Observation data Epoch J2000 Equinox ICRS
- Constellation: Cetus
- Right ascension: 02^{h} 59^{m} 42.893^{s}
- Declination: +08° 54′ 26.589″
- Apparent magnitude (V): 4.71

Characteristics
- Spectral type: B6III
- U−B color index: −0.471
- B−V color index: −0.109±0.006

Astrometry
- Radial velocity (R_{v}): 10.2±2.8 km/s
- Proper motion (μ): RA: 8.382 mas/yr Dec.: −16.385 mas/yr
- Parallax (π): 7.3207±0.1451 mas
- Distance: 446 ± 9 ly (137 ± 3 pc)
- Absolute magnitude (M_{V}): −1.52

Details
- Mass: 5.01±0.05 M_{☉}
- Radius: 5.4 R_{☉}
- Luminosity: 652 L_{☉}
- Temperature: 13,940±710 K
- Rotational velocity (v sin i): 131 km/s
- Age: 100-125 Myr
- Other designations: Menkar, λ Cet, 91 Cet, BD+08°455, FK5 1083, HD 18604, HIP 13954, HR 896, SAO 110889

Database references
- SIMBAD: data

= Lambda Ceti =

Star in the constellation Cetus

Lambda Ceti is a star in the equatorial constellation of Cetus. Its name is a Bayer designation that is Latinized from λ Ceti, and abbreviated Lambda Cet or λ Cet. Historically, the star bore the traditional name Menkar, although today that name is more commonly associated with α Ceti. With an apparent visual magnitude of 4.71, it is faintly visible to the naked eye. Based on parallax measurement of 7.32 mas as seen from Earth, it is located at a distance of approximately 446 ly from the Sun. The star is drifting further away with a line of sight velocity component of 10 km/s.

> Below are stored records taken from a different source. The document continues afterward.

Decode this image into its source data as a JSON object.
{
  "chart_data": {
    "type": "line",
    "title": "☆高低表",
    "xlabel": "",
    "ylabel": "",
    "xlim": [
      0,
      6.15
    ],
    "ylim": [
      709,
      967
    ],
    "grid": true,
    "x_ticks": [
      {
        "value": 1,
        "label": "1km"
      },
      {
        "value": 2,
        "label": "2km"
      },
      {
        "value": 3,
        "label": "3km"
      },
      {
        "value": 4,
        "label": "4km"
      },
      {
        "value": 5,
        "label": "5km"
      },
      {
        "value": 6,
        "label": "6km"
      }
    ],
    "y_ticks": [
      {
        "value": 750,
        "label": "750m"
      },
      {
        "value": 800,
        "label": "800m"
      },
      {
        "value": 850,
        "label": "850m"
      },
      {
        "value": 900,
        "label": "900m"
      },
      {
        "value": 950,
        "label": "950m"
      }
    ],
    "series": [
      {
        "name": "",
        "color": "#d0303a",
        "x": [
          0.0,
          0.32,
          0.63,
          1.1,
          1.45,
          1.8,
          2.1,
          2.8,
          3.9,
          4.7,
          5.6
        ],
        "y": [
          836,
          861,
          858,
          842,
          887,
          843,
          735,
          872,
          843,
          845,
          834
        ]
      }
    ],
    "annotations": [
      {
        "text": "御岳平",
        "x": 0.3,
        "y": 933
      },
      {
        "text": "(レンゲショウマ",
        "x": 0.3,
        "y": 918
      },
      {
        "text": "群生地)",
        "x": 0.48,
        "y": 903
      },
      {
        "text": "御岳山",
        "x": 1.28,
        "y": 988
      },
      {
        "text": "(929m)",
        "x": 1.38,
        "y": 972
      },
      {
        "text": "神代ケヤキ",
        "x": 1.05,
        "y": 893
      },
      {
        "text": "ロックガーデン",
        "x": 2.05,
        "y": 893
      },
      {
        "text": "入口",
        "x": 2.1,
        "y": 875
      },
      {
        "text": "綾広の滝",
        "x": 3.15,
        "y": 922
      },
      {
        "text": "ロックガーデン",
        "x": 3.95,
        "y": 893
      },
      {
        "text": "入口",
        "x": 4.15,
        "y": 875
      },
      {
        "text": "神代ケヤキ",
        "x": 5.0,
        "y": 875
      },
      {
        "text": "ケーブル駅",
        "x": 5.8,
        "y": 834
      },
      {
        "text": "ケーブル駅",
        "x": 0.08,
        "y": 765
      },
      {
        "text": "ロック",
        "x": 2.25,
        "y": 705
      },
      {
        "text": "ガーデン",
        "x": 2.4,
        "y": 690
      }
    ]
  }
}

This star, along with α Cet (Menkar), γ Cet (Kaffaljidhma), δ Cet, μ Cet, ξ^{1} Cet and ξ^{2} Cet were Al Kaff al Jidhmah, "the Part of a Hand".

In Chinese, 天囷 (Tiān Qūn), meaning Circular Celestial Granary, refers to an asterism consisting of λ Ceti, α Ceti, κ^{1} Ceti, μ Ceti, ξ^{1} Ceti, ξ^{2} Ceti, ν Ceti, γ Ceti, δ Ceti, 75 Ceti, 70 Ceti, 63 Ceti and 66 Ceti. Consequently, the Chinese name for λ Ceti itself is 天囷三 (Tiān Qūn sān, the Third Star of Circular Celestial Granary.)

Lambda Ceti is a blue giant star with stellar classification B6III. It is an estimated 100-125 million years old, and is spinning rapidly with a projected rotational velocity of 131 km/s. It has five times the mass of the Sun and 5.4 times the Sun's radius. The star is radiating 920 times the Sun's luminosity at an effective temperature of 13,940 K.